Effects of MLT or HMLT on NO production or related indicators in RAW 264.7 macrophages. a Detection of NO. Cells were treated with LPS or LPS combined with peptide for 24 h at 37℃. The cell supernatants were then collected to measure NO production. No mark on panel if data cannot be detected. b Representative Western blots showing iNOS protein expression in cells after 24 h of different treatments; c Quantitative analysis of iNOS expression from three independent experiments, performed using ImageJ software for grayscale densitometry. d QPCR detection of relative expression of iNOS (NOS2) or CD86 in cells treated with LPS or LPS combined with peptide for 24 h. Differences between the negative control and LPS groups were analyzed using Student’s t-test. Differences between the LPS and other groups were analyzed using one-way ANOVA with Dunnett’s multiple comparisons test. MLT and HMLT were used at their respective safe concentrations (0.13 µM and 0.5 µM) for functional comparison
Additionally, we assessed CD86 expression, a marker of pro-inflammatory M1 macrophages. Co-incubation with 0.5 µM HMLT significantly reduced CD86 expression to nearly half of that in the LPS-treated group (Fig. 3d), suggesting that HMLT may attenuate M1 polarization, further corroborating its anti-inflammatory properties. Overall, the suppression of NO production represents a key mechanism underlying HMLT’s anti-inflammatory effects.

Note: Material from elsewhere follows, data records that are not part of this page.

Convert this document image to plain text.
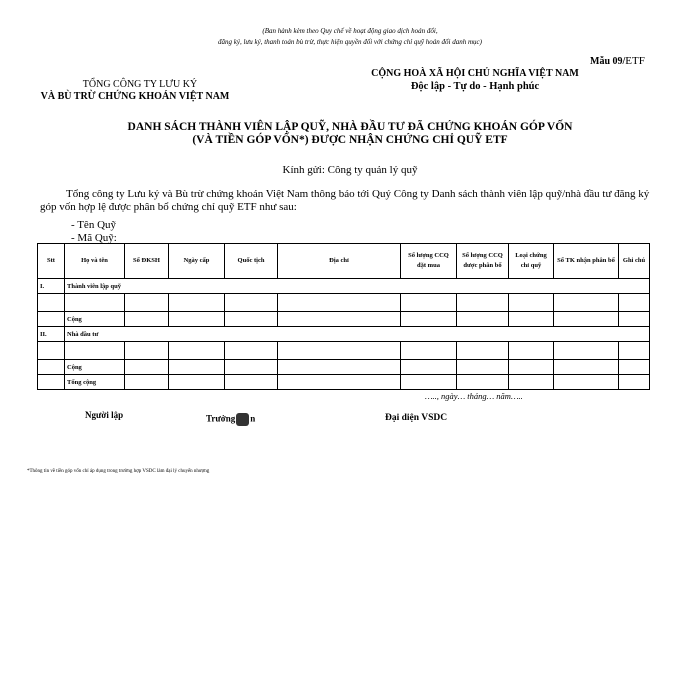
(Ban hành kèm theo Quy chế về hoạt động giao dịch hoán đổi,
đăng ký, lưu ký, thanh toán bù trừ, thực hiện quyền đối với chứng chỉ quỹ hoán đổi danh mục)
Mẫu 09/ETF
TỔNG CÔNG TY LƯU KÝ
VÀ BÙ TRỪ CHỨNG KHOÁN VIỆT NAM
CỘNG HOÀ XÃ HỘI CHỦ NGHĨA VIỆT NAM
Độc lập - Tự do - Hạnh phúc
DANH SÁCH THÀNH VIÊN LẬP QUỸ, NHÀ ĐẦU TƯ ĐÃ CHỨNG KHOÁN GÓP VỐN
(VÀ TIỀN GÓP VỐN*) ĐƯỢC NHẬN CHỨNG CHỈ QUỸ ETF
Kính gửi: Công ty quản lý quỹ
Tổng công ty Lưu ký và Bù trừ chứng khoán Việt Nam thông báo tới Quý Công ty Danh sách thành viên lập quỹ/nhà đầu tư đăng ký góp vốn hợp lệ được phân bổ chứng chỉ quỹ ETF như sau:
- Tên Quỹ
- Mã Quỹ:
Stt	Họ và tên	Số ĐKSH	Ngày cấp	Quốc tịch	Địa chỉ	Số lượng CCQ đặt mua	Số lượng CCQ được phân bổ	Loại chứng chỉ quỹ	Số TK nhận phân bổ	Ghi chú
I.	Thành viên lập quỹ									

	Cộng									
II.	Nhà đầu tư									

	Cộng									
	Tổng cộng									
….., ngày… tháng… năm…..
Người lập	Trưởng n	Đại diện VSDC
*Thông tin về tiền góp vốn chỉ áp dụng trong trường hợp VSDC làm đại lý chuyển nhượng
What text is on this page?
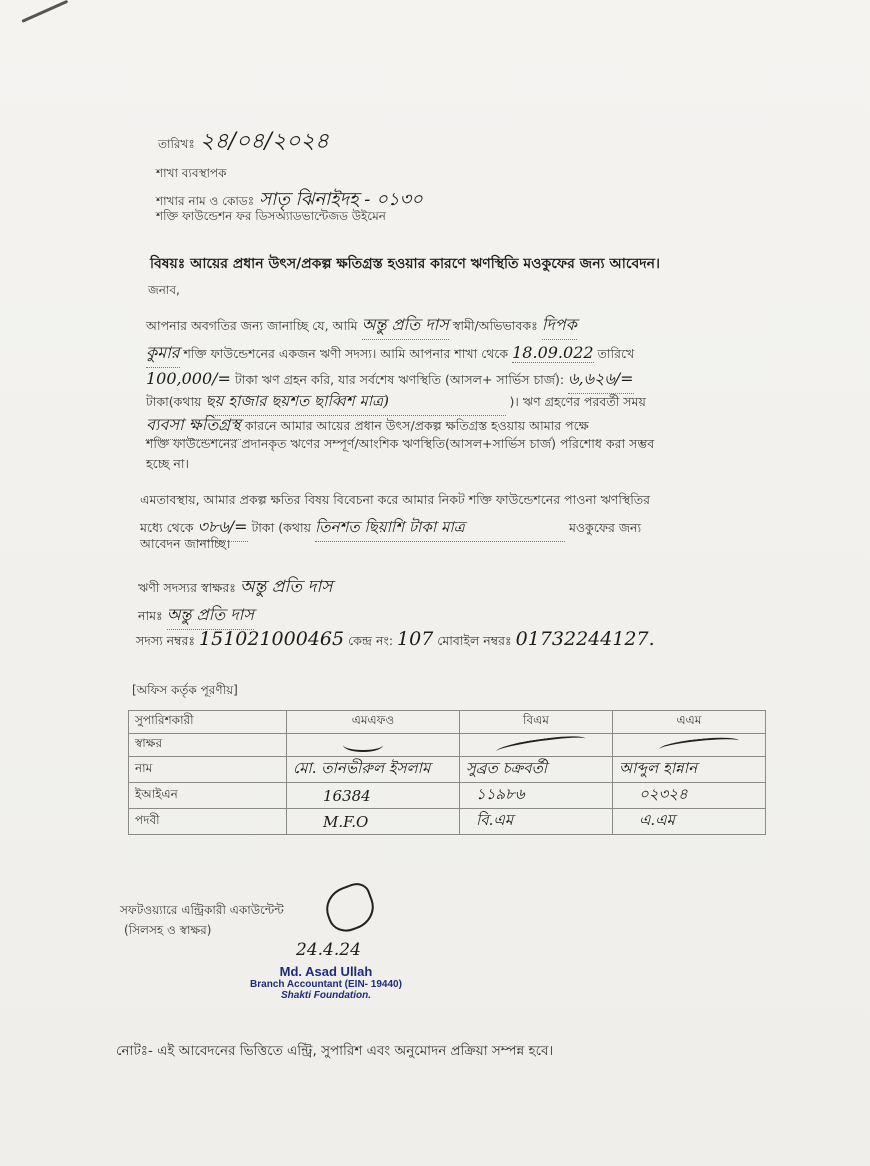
তারিখঃ ২৪/০৪/২০২৪
শাখা ব্যবস্থাপক
শাখার নাম ও কোডঃ সাতৃ ঝিনাইদহ - ০১৩০
শক্তি ফাউন্ডেশন ফর ডিসঅ্যাডভান্টেজড উইমেন
বিষয়ঃ আয়ের প্রধান উৎস/প্রকল্প ক্ষতিগ্রস্ত হওয়ার কারণে ঋণস্থিতি মওকুফের জন্য আবেদন।
জনাব,
আপনার অবগতির জন্য জানাচ্ছি যে, আমি অন্তু প্রতি দাস স্বামী/অভিভাবকঃ দিপক
কুমার শক্তি ফাউন্ডেশনের একজন ঋণী সদস্য। আমি আপনার শাখা থেকে 18.09.022 তারিখে
100,000/= টাকা ঋণ গ্রহন করি, যার সর্বশেষ ঋণস্থিতি (আসল+ সার্ভিস চার্জ): ৬,৬২৬/=
টাকা(কথায় ছয় হাজার ছয়শত ছাব্বিশ মাত্র)	)। ঋণ গ্রহণের পরবর্তী সময়
ব্যবসা ক্ষতিগ্রস্থ কারনে আমার আয়ের প্রধান উৎস/প্রকল্প ক্ষতিগ্রস্ত হওয়ায় আমার পক্ষে
শক্তি ফাউন্ডেশনের প্রদানকৃত ঋণের সম্পূর্ণ/আংশিক ঋণস্থিতি(আসল+সার্ভিস চার্জ) পরিশোধ করা সম্ভব
হচ্ছে না।
এমতাবস্থায়, আমার প্রকল্প ক্ষতির বিষয় বিবেচনা করে আমার নিকট শক্তি ফাউন্ডেশনের পাওনা ঋণস্থিতির
মধ্যে থেকে ৩৮৬/= টাকা (কথায় তিনশত ছিয়াশি টাকা মাত্র	মওকুফের জন্য
আবেদন জানাচ্ছি।
ঋণী সদস্যর স্বাক্ষরঃ অন্তু প্রতি দাস
নামঃ অন্তু প্রতি দাস
সদস্য নম্বরঃ 151021000465 কেন্দ্র নং: 107 মোবাইল নম্বরঃ 01732244127.
[অফিস কর্তৃক পূরণীয়]
সুপারিশকারী	এমএফও	বিএম	এএম
স্বাক্ষর	

নাম	মো. তানভীরুল ইসলাম	সুব্রত চক্রবর্তী	আব্দুল হান্নান
ইআইএন	16384	১১৯৮৬	০২৩২৪
পদবী	M.F.O	বি.এম	এ.এম
সফটওয়্যারে এন্ট্রিকারী একাউন্টেন্ট
(সিলসহ ও স্বাক্ষর)
24.4.24
Md. Asad Ullah
Branch Accountant (EIN- 19440)
Shakti Foundation.
নোটঃ- এই আবেদনের ভিত্তিতে এন্ট্রি, সুপারিশ এবং অনুমোদন প্রক্রিয়া সম্পন্ন হবে।
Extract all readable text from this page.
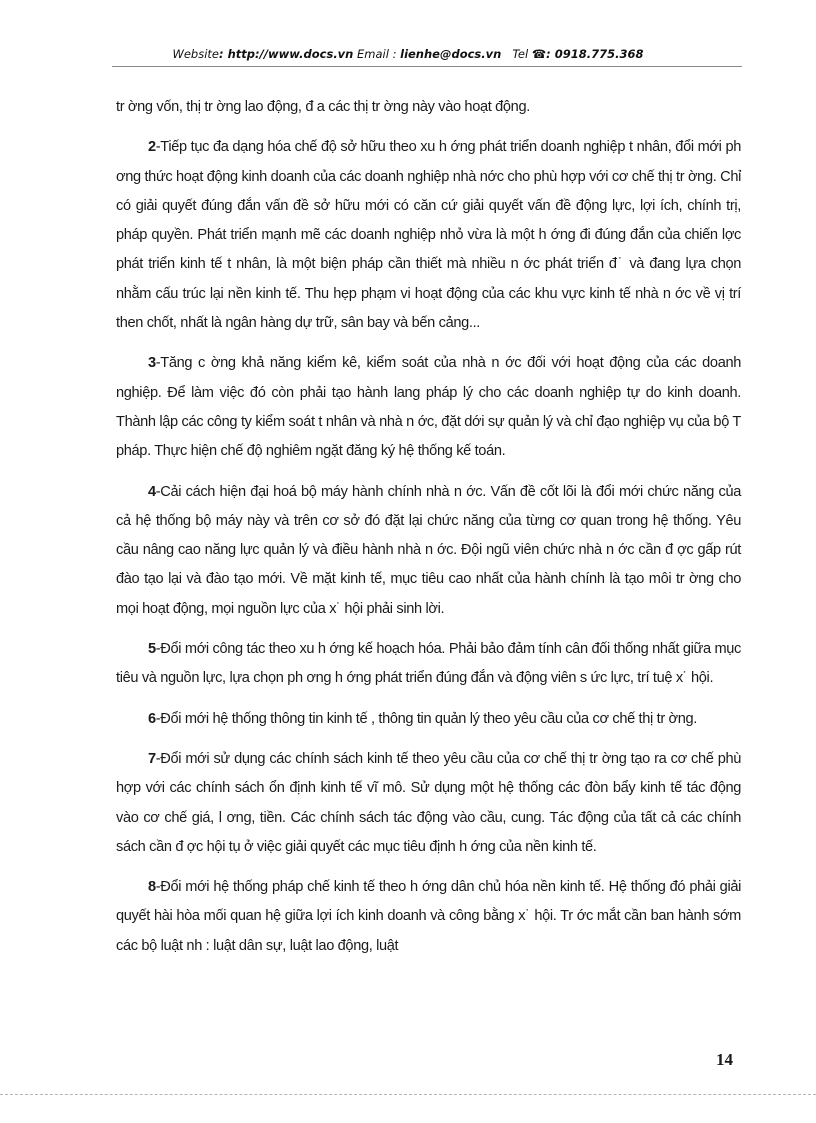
Website: http://www.docs.vn Email : lienhe@docs.vn Tel ☎: 0918.775.368

tr ờng vốn, thị tr ờng lao động, đ a các thị tr ờng này vào hoạt động.

2-Tiếp tục đa dạng hóa chế độ sở hữu theo xu h ớng phát triển doanh nghiệp t nhân, đổi mới ph ơng thức hoạt động kinh doanh của các doanh nghiệp nhà nớc cho phù hợp với cơ chế thị tr ờng. Chỉ có giải quyết đúng đắn vấn đề sở hữu mới có căn cứ giải quyết vấn đề động lực, lợi ích, chính trị, pháp quyền. Phát triển mạnh mẽ các doanh nghiệp nhỏ vừa là một h ớng đi đúng đắn của chiến lợc phát triển kinh tế t nhân, là một biện pháp cần thiết mà nhiều n ớc phát triển đ˙ và đang lựa chọn nhằm cấu trúc lại nền kinh tế. Thu hẹp phạm vi hoạt động của các khu vực kinh tế nhà n ớc về vị trí then chốt, nhất là ngân hàng dự trữ, sân bay và bến cảng...

3-Tăng c ờng khả năng kiểm kê, kiểm soát của nhà n ớc đối với hoạt động của các doanh nghiệp. Để làm việc đó còn phải tạo hành lang pháp lý cho các doanh nghiệp tự do kinh doanh. Thành lập các công ty kiểm soát t nhân và nhà n ớc, đặt dới sự quản lý và chỉ đạo nghiệp vụ của bộ T pháp. Thực hiện chế độ nghiêm ngặt đăng ký hệ thống kế toán.

4-Cải cách hiện đại hoá bộ máy hành chính nhà n ớc. Vấn đề cốt lõi là đổi mới chức năng của cả hệ thống bộ máy này và trên cơ sở đó đặt lại chức năng của từng cơ quan trong hệ thống. Yêu cầu nâng cao năng lực quản lý và điều hành nhà n ớc. Đội ngũ viên chức nhà n ớc cần đ ợc gấp rút đào tạo lại và đào tạo mới. Về mặt kinh tế, mục tiêu cao nhất của hành chính là tạo môi tr ờng cho mọi hoạt động, mọi nguồn lực của x˙ hội phải sinh lời.

5-Đổi mới công tác theo xu h ớng kế hoạch hóa. Phải bảo đảm tính cân đối thống nhất giữa mục tiêu và nguồn lực, lựa chọn ph ơng h ớng phát triển đúng đắn và động viên s ức lực, trí tuệ x˙ hội.

6-Đổi mới hệ thống thông tin kinh tế , thông tin quản lý theo yêu cầu của cơ chế thị tr ờng.

7-Đổi mới sử dụng các chính sách kinh tế theo yêu cầu của cơ chế thị tr ờng tạo ra cơ chế phù hợp với các chính sách ổn định kinh tế vĩ mô. Sử dụng một hệ thống các đòn bẩy kinh tế tác động vào cơ chế giá, l ơng, tiền. Các chính sách tác động vào cầu, cung. Tác động của tất cả các chính sách cần đ ợc hội tụ ở việc giải quyết các mục tiêu định h ớng của nền kinh tế.

8-Đổi mới hệ thống pháp chế kinh tế theo h ớng dân chủ hóa nền kinh tế. Hệ thống đó phải giải quyết hài hòa mối quan hệ giữa lợi ích kinh doanh và công bằng x˙ hội. Tr ớc mắt cần ban hành sớm các bộ luật nh : luật dân sự, luật lao động, luật

14
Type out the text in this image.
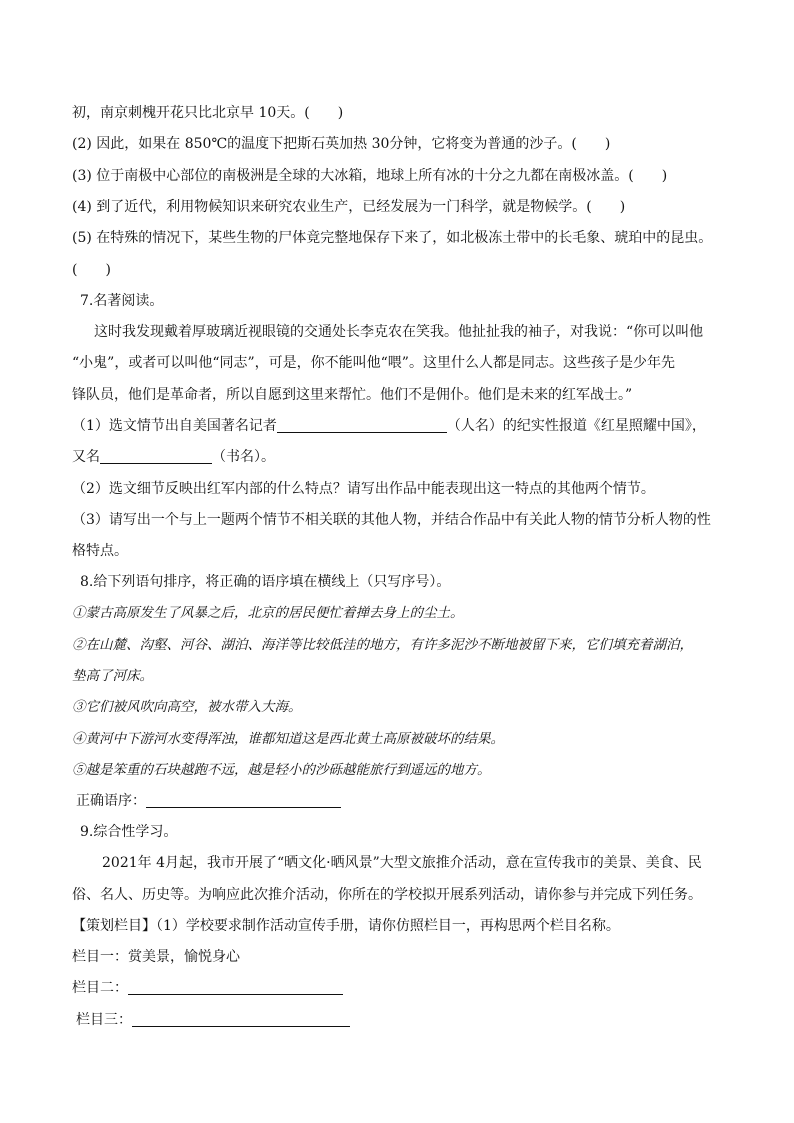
初，南京刺槐开花只比北京早 10天。(　　)
(2) 因此，如果在 850℃的温度下把斯石英加热 30分钟，它将变为普通的沙子。(　　)
(3) 位于南极中心部位的南极洲是全球的大冰箱，地球上所有冰的十分之九都在南极冰盖。(　　)
(4) 到了近代，利用物候知识来研究农业生产，已经发展为一门科学，就是物候学。(　　)
(5) 在特殊的情况下，某些生物的尸体竟完整地保存下来了，如北极冻土带中的长毛象、琥珀中的昆虫。
(　　)
7.名著阅读。
这时我发现戴着厚玻璃近视眼镜的交通处长李克农在笑我。他扯扯我的袖子，对我说：“你可以叫他
“小鬼”，或者可以叫他“同志”，可是，你不能叫他“喂”。这里什么人都是同志。这些孩子是少年先
锋队员，他们是革命者，所以自愿到这里来帮忙。他们不是佣仆。他们是未来的红军战士。”
（1）选文情节出自美国著名记者	（人名）的纪实性报道《红星照耀中国》，
又名	（书名）。
（2）选文细节反映出红军内部的什么特点？请写出作品中能表现出这一特点的其他两个情节。
（3）请写出一个与上一题两个情节不相关联的其他人物，并结合作品中有关此人物的情节分析人物的性
格特点。
8.给下列语句排序，将正确的语序填在横线上（只写序号）。
①蒙古高原发生了风暴之后，北京的居民便忙着掸去身上的尘土。
②在山麓、沟壑、河谷、湖泊、海洋等比较低洼的地方，有许多泥沙不断地被留下来，它们填充着湖泊，
垫高了河床。
③它们被风吹向高空，被水带入大海。
④黄河中下游河水变得浑浊，谁都知道这是西北黄土高原被破坏的结果。
⑤越是笨重的石块越跑不远，越是轻小的沙砾越能旅行到遥远的地方。
正确语序：
9.综合性学习。
2021年 4月起，我市开展了“晒文化·晒风景”大型文旅推介活动，意在宣传我市的美景、美食、民
俗、名人、历史等。为响应此次推介活动，你所在的学校拟开展系列活动，请你参与并完成下列任务。
【策划栏目】（1）学校要求制作活动宣传手册，请你仿照栏目一，再构思两个栏目名称。
栏目一：赏美景，愉悦身心
栏目二：
栏目三：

HMLT Alleviates LPS-Induced Metabolic Dysregulation in Macrophages
Comprehensive non-targeted metabolomic analysis revealed the metabolite composition and metabolic pathways affected by LPS alone or in combination with HMLT. We detected 684 metabolites in positive ion mode and 497 in negative ion mode (Tab. S1). Principal component analysis (PCA) showed clear separation among experimental groups and quality control samples, particularly between the LPS and control groups (Fig. S8). Orthogonal partial least squares discriminant analysis (OPLS-DA) further confirmed distinct metabolic profiles between the control and LPS groups (Fig. 4a). A total of 310 metabolites were significantly altered (VIP > 1, P < 0.05) in response to LPS, with 89 upregulated and 221 downregulated (Fig. 4b, Tab. S2). Among the top 30 differentially abundant metabolites, the endogenous antioxidants sulfanylglutathione, ornithine, and 5-hydroxyeicosapentaenoic acid were downregulated, while key glycolytic intermediates, phosphoenolpyruvate (PEP), 2-phospho-D-glyceric acid, and 3-phosphoglyceric acid, were upregulated (Fig. 4c).
Fig. 4.
Effects of HMLT on the metabolism of LPS-induced RAW 264.7 macrophages. a OPLS-DA results of metabolites between the control group (untreated) and the LPS group (treated with LPS only). b Volcano map of differential metabolites between the control and LPS groups. The horizontal axis represents the fold change in metabolite expression differences between the two groups, while the vertical axis represents the statistical significance of these differences. c Expression profile and VIP of metabolites for comparison between the control and LPS group. d OPLS-DA results of metabolites between the LPS group and the peptide group (LPS combined with 0.5 µM HMLT). e Volcano map of differential metabolites between the LPS and peptide groups. The horizontal axis represents the fold change in metabolite expression differences between the two groups, while the vertical axis represents the statistical significance of these differences. f Expression profile and VIP of metabolites for comparison between the LPS and peptide group
OPLS-DA also revealed a clear separation between the peptide group and LPS group (Fig. 4d). In this comparison, 316 metabolites were significantly altered (VIP > 1, P < 0.05), with 287 upregulated and 29 downregulated (Fig. 4e, Tab. S3). Among the top 30 differentially abundant metabolites, endogenous antioxidants including O-acetylcarnitine, ornithine, and hypotaurine were downregulated. Notably, PEP, 2-phospho-D-glyceric acid, and 3-phosphoglyceric acid remained elevated (Fig. 4f). These findings indicate that HMLT alleviates LPS-induced metabolic disturbances by enhancing endogenous antioxidant levels and modulating glycolytic intermediates.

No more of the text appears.